クレイグの件を聞いたまず一真は、まるで信じられない様子だった。

「まさか、クレイグが・・・。」

僕もまったく同じ気持ちだ。あれほど山を知っている人間が、しかもこれだけスノーボード界に献立したライダーがなぜ・・・。
一真は続けて言った。

「本当に神様になったね。」

まったくだ。本当に神様になってしまった。ずっと前からスノーボードを愛している僕たちにとっては、クレイグはまさにヒーロー。そしてあのナチュラルなライディングから感じる印象は、神の領域とも思えた。しかし、僕たちがクレイグに形容していた「神」という言葉は、どこか崇拝の意味を込めながらも、まだまだその存在は近いものでもあった。それは、やはりビデオで何度も見ていた身近なヒーローだからだ。だけど、今回の事故で本当にクレイグは神になってしまったように思えた。つまり、それほど遠くに行ってしまった存在というか・・・。

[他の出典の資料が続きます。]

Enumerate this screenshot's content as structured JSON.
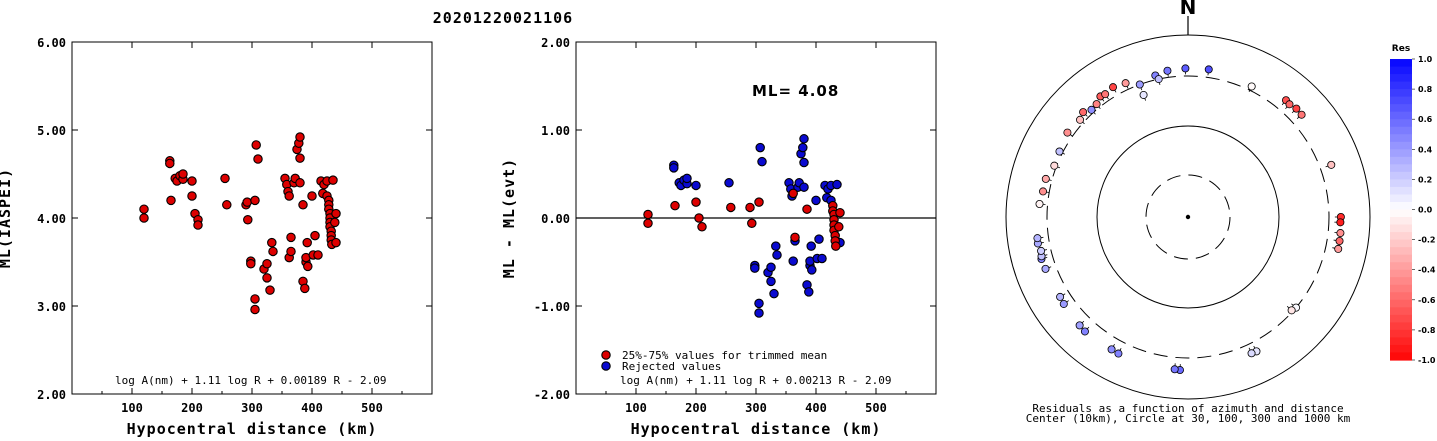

その一方でクレイグの存在はどんどん自分の心を支配するようでもあり、まさに神になったという気持ちが強いのである。

「人間は昔からいろいろコントロールしようとして来たけど、結局のところ自然を計算することはできない。なぜなら、人間は自然の中にいるからだよ。その中で生かされているんだ。」

一真の言葉は自然の驚異を体験したことあるだけに、あの事件から10年経った今でもひじょうに説得力があった。

僕も一真もこれからも機会があればバックカントリーに足を運ぶには違いない。だけど、常に快感の裏には死のリスクがあることを決して忘れないだろう。